Ohne weiteres nahm er ihr die Handarbeit fort und legte sie auf den Tisch. „Kein Gedanke daran!“ betonte er nachdrücklich. „Bei Ihrer Jugend – ich bitte Sie! Nur dürfen Sie solches Zeug“ – er warf einen unwilligen Seitenblick auf die Häkelei – „nicht machen, das schadet Ihren Nerven! Was hat Ihnen denn eigentlich der Arzt verordnet und verboten?“

„Ach, mancherlei! Ruhe soll ich haben, gute Pflege, gesunde Luft, sehr viel Aufenthalt und Bewegung im Freien, das war die Verordnung. Das Verbot: keine Aufregung, keine ergreifende Lektüre, vor allem kein Theater –“

Die junge Frau stockte plötzlich, ihr blasses Gesicht war von flammendem Rot übergossen.

Dies war so auffallend, daß Röder stutzte und lebhaft fragte: „Was haben Sie denn?“

Sie suchte offenbar nach einer ausweichenden Antwort, war aber viel zu verwirrt, um eine zu finden.

„Was haben Sie?“ wiederholte er betroffen.
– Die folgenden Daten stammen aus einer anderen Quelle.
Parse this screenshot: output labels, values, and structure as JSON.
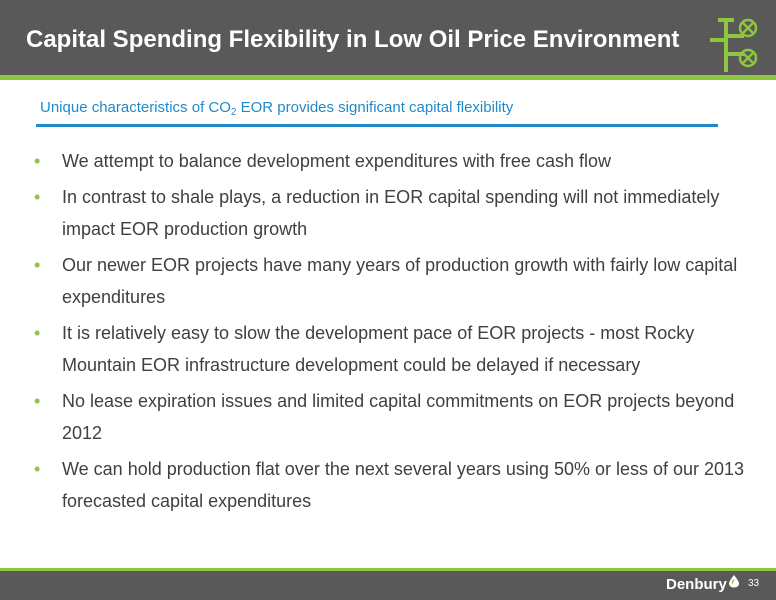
{
  "slide": {
    "title": "Capital Spending Flexibility in Low Oil Price Environment",
    "subtitle_pre": "Unique characteristics of CO",
    "subtitle_sub": "2",
    "subtitle_post": " EOR provides significant capital flexibility",
    "bullets": [
      "We attempt to balance development expenditures with free cash flow",
      "In contrast to shale plays, a reduction in EOR capital spending will not immediately impact EOR production growth",
      "Our newer EOR projects have many years of production growth with fairly low capital expenditures",
      "It is relatively easy to slow the development pace of EOR projects - most Rocky Mountain EOR infrastructure development could be delayed if necessary",
      "No lease expiration issues and limited capital commitments on EOR projects beyond 2012",
      "We can hold production flat over the next several years using 50% or less of our 2013 forecasted capital expenditures"
    ],
    "bullet_glyph": "•"
  },
  "footer": {
    "brand": "Denbury",
    "page_number": "33"
  },
  "icons": {
    "header_logo": "pipeline-valve-icon",
    "brand_mark": "oil-drop-icon"
  },
  "colors": {
    "header_bg": "#595959",
    "accent_green": "#8dc63f",
    "accent_blue": "#1f8ac9",
    "body_text": "#404040"
  }
}
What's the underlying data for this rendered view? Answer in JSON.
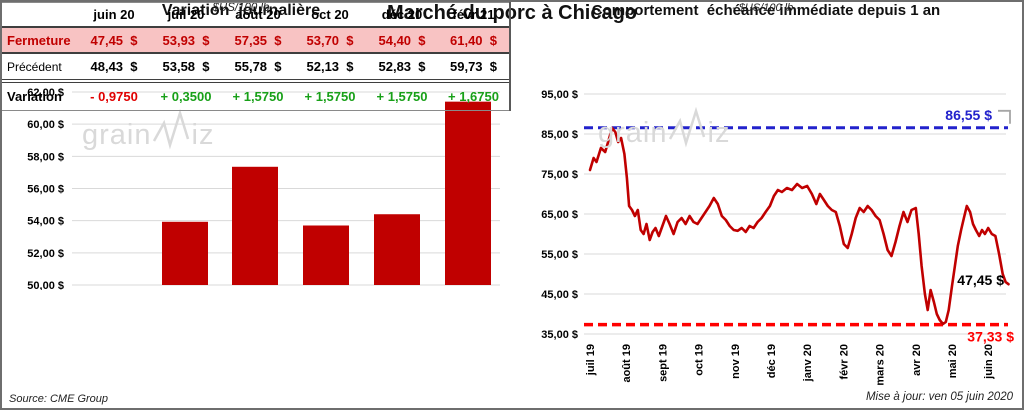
{
  "title": "Marché du porc à Chicago",
  "watermark": {
    "part1": "grain",
    "part2": "iz",
    "color": "#D9D9D9"
  },
  "footer": {
    "source": "Source: CME Group",
    "updated": "Mise à jour: ven 05 juin 2020"
  },
  "table": {
    "columns": [
      "juin 20",
      "juil 20",
      "août 20",
      "oct 20",
      "déc 20",
      "févr 21"
    ],
    "close_bg": "#F8C3C3",
    "close_color": "#C00000",
    "negative_color": "#E00000",
    "positive_color": "#18A018",
    "rows": [
      {
        "label": "Fermeture",
        "type": "close",
        "values": [
          "47,45  $",
          "53,93  $",
          "57,35  $",
          "53,70  $",
          "54,40  $",
          "61,40  $"
        ]
      },
      {
        "label": "Précédent",
        "type": "previous",
        "values": [
          "48,43  $",
          "53,58  $",
          "55,78  $",
          "52,13  $",
          "52,83  $",
          "59,73  $"
        ]
      },
      {
        "label": "Variation",
        "type": "variation",
        "values": [
          {
            "text": "- 0,9750",
            "dir": "down"
          },
          {
            "text": "+ 0,3500",
            "dir": "up"
          },
          {
            "text": "+ 1,5750",
            "dir": "up"
          },
          {
            "text": "+ 1,5750",
            "dir": "up"
          },
          {
            "text": "+ 1,5750",
            "dir": "up"
          },
          {
            "text": "+ 1,6750",
            "dir": "up"
          }
        ]
      }
    ]
  },
  "chart_data": [
    {
      "type": "bar",
      "title": "Variation  journalière",
      "subtitle": "- $US/100 lb -",
      "categories": [
        "juin 20",
        "juil 20",
        "août 20",
        "oct 20",
        "déc 20",
        "févr 21"
      ],
      "values": [
        47.45,
        53.93,
        57.35,
        53.7,
        54.4,
        61.4
      ],
      "ylim": [
        50,
        62
      ],
      "ytick_step": 2,
      "ytick_suffix": " $",
      "bar_color": "#C00000",
      "grid_color": "#D9D9D9",
      "note": "juin 20 value 47,45 is below the 50,00 axis minimum so its bar is not drawn"
    },
    {
      "type": "line",
      "title": "Comportement  échéance immédiate depuis 1 an",
      "subtitle": "- $US/100 lb -",
      "x_ticks": [
        "juil 19",
        "août 19",
        "sept 19",
        "oct 19",
        "nov 19",
        "déc 19",
        "janv 20",
        "févr 20",
        "mars 20",
        "avr 20",
        "mai 20",
        "juin 20"
      ],
      "ylim": [
        35,
        95
      ],
      "ytick_step": 10,
      "line_color": "#C00000",
      "grid_color": "#D9D9D9",
      "max_line": {
        "value": 86.55,
        "label": "86,55 $",
        "color": "#2222CC"
      },
      "min_line": {
        "value": 37.33,
        "label": "37,33 $",
        "color": "#FF0000"
      },
      "last_point_label": {
        "value": 47.45,
        "label": "47,45 $"
      },
      "points": [
        [
          0,
          76
        ],
        [
          0.1,
          79
        ],
        [
          0.18,
          78
        ],
        [
          0.3,
          81.5
        ],
        [
          0.42,
          80.5
        ],
        [
          0.5,
          83
        ],
        [
          0.61,
          86.5
        ],
        [
          0.7,
          85.5
        ],
        [
          0.78,
          83
        ],
        [
          0.86,
          84
        ],
        [
          0.95,
          80
        ],
        [
          1.02,
          74
        ],
        [
          1.08,
          67
        ],
        [
          1.16,
          66
        ],
        [
          1.24,
          64.5
        ],
        [
          1.32,
          66
        ],
        [
          1.4,
          61
        ],
        [
          1.48,
          60
        ],
        [
          1.56,
          62.5
        ],
        [
          1.65,
          58.5
        ],
        [
          1.73,
          60.5
        ],
        [
          1.81,
          61.5
        ],
        [
          1.9,
          59.5
        ],
        [
          2,
          62
        ],
        [
          2.1,
          64.5
        ],
        [
          2.2,
          62.5
        ],
        [
          2.31,
          60
        ],
        [
          2.42,
          63
        ],
        [
          2.53,
          64
        ],
        [
          2.64,
          62.5
        ],
        [
          2.75,
          64.5
        ],
        [
          2.86,
          63
        ],
        [
          2.97,
          62.5
        ],
        [
          3.08,
          64
        ],
        [
          3.19,
          65.5
        ],
        [
          3.3,
          67
        ],
        [
          3.42,
          69
        ],
        [
          3.53,
          67.5
        ],
        [
          3.64,
          64.5
        ],
        [
          3.75,
          63.5
        ],
        [
          3.86,
          62
        ],
        [
          3.97,
          61
        ],
        [
          4.08,
          60.8
        ],
        [
          4.19,
          61.5
        ],
        [
          4.3,
          60.5
        ],
        [
          4.41,
          62
        ],
        [
          4.52,
          61.5
        ],
        [
          4.63,
          63
        ],
        [
          4.74,
          64
        ],
        [
          4.85,
          65.5
        ],
        [
          4.97,
          67
        ],
        [
          5.08,
          69.5
        ],
        [
          5.19,
          71
        ],
        [
          5.3,
          70.5
        ],
        [
          5.44,
          71.5
        ],
        [
          5.58,
          71
        ],
        [
          5.72,
          72.5
        ],
        [
          5.86,
          71.5
        ],
        [
          6,
          72
        ],
        [
          6.13,
          70
        ],
        [
          6.25,
          67.5
        ],
        [
          6.35,
          70
        ],
        [
          6.46,
          68.5
        ],
        [
          6.57,
          67
        ],
        [
          6.68,
          66
        ],
        [
          6.79,
          65.5
        ],
        [
          6.9,
          62
        ],
        [
          7.01,
          57.5
        ],
        [
          7.12,
          56.5
        ],
        [
          7.23,
          60
        ],
        [
          7.34,
          64
        ],
        [
          7.45,
          66.5
        ],
        [
          7.56,
          65.5
        ],
        [
          7.67,
          67
        ],
        [
          7.78,
          66
        ],
        [
          7.89,
          64.5
        ],
        [
          8,
          63.5
        ],
        [
          8.11,
          60
        ],
        [
          8.22,
          56
        ],
        [
          8.33,
          54.5
        ],
        [
          8.44,
          58
        ],
        [
          8.55,
          62
        ],
        [
          8.66,
          65.5
        ],
        [
          8.77,
          63
        ],
        [
          8.88,
          66
        ],
        [
          9,
          66.5
        ],
        [
          9.08,
          60
        ],
        [
          9.16,
          52
        ],
        [
          9.25,
          45
        ],
        [
          9.33,
          41
        ],
        [
          9.41,
          46
        ],
        [
          9.5,
          43
        ],
        [
          9.58,
          40
        ],
        [
          9.66,
          38.5
        ],
        [
          9.75,
          37.5
        ],
        [
          9.83,
          38
        ],
        [
          9.91,
          41
        ],
        [
          10,
          47
        ],
        [
          10.08,
          52
        ],
        [
          10.16,
          57
        ],
        [
          10.25,
          61
        ],
        [
          10.33,
          64
        ],
        [
          10.41,
          67
        ],
        [
          10.5,
          65.5
        ],
        [
          10.58,
          62.5
        ],
        [
          10.66,
          61
        ],
        [
          10.75,
          59.5
        ],
        [
          10.83,
          61
        ],
        [
          10.91,
          60
        ],
        [
          11,
          61.5
        ],
        [
          11.1,
          60
        ],
        [
          11.2,
          59.5
        ],
        [
          11.3,
          55
        ],
        [
          11.4,
          50
        ],
        [
          11.48,
          48
        ],
        [
          11.56,
          47.45
        ]
      ]
    }
  ]
}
„Ich – ich – ach, meine Mutter hat es mir gesagt, Sie hätten – Sie hätten eine so große Abneigung gegen das Theater!“

„Das trifft nicht ganz zu!“ entgegnete der Doktor ruhig. „Ich bin ein eifriger Theaterbesucher gewesen und schätze die Schauspielkunst und die dazu Auserwählten sehr hoch. Wenn aber Ihre Mutter Ihnen erzählt hat, daß ich mit allem Nachdruck dagegen war, als sie selbst zur Bühne gehen wollte, dann hat sie recht berichtet – ich that das und würde es heute wieder ebenso thun.“

Die junge Frau atmete rasch und hatte den Blick zu Boden geschlagen. „Warum?“ fragte sie nach einer kleinen Pause mit mühsamer Stimme. „Hielten Sie meine Mutter nicht für begabt, nicht für eine Auserwählte?“

„Ich glaube wohl, daß sie Talent hatte – es gelüstete mich jedoch nicht nach einer Probe desselben. Wie gesagt, ich traute es ihr zu. Für eine Auserwählte, die den zahllosen Gefahren und Versuchungen gerade dieses Standes siegreich getrotzt hätte, hielt ich sie bei ihrem feurigen Temperament, ihrem raschen Sinn nicht, und wenn auch! Der Gedanke, sie, die in meinem lieben gemütlichen Elternhause neben mir wie eine Schwester aufgewachsen war, heute in dieser, morgen in jener Rolle auf der Bühne zu sehen, da die hingebend Zärtliche spielend, wo sie gestern die Hassende war, dieser Gedanke hatte für mich etwas Trauriges und Abstoßendes zugleich, ich hätte sie nie in Ausübung ihrer Kunst sehen mögen. Ich möchte überhaupt kein weibliches Wesen, das mir irgendwie nahesteht, auf der Bühne sehen wollen. Das widerstreitet meinem Gefühl!“

Gabriele senkte den Kopf, wie wenn seine Worte sie schwer getroffen hätten. Sie schwiegen beide. Einmal öffnete sie die Lippen, um etwas zu sagen, aber dann seufzte sie nur und schüttelte wie entmutigt den Kopf.

Schräge, brennend rote Abendsonnenstrahlen fielen durch das Blätterwerk der Laube, die weiche Sommerluft zog kosend hindurch. Aus dem nahen Dickicht fing schüchtern die Nachtigall an zu locken, es folgten sehnsuchtsvoll langgezogene Flötelaute, nun eine ganze Skala leidenschaftlichsten Verlangens. Es war, als sei die kleine Sängerin dicht über den Häuptern der beiden, sie stimmte ein wahres Triumphlied der Wonne an. Gabriele hatte die Lippen halb geöffnet, als wollte sie die Töne in sich trinken; ein neuer Ausdruck, den Rüder sich nicht zu deuten wußte, lag auf ihrem Gesicht. Minuten vergingen so, ohne daß ein Wort gesprochen wurde, nur die Nachtigall jubelte und schluchzte über ihnen im Gezweig. Der Narzissenduft drang stark in die Laube herein.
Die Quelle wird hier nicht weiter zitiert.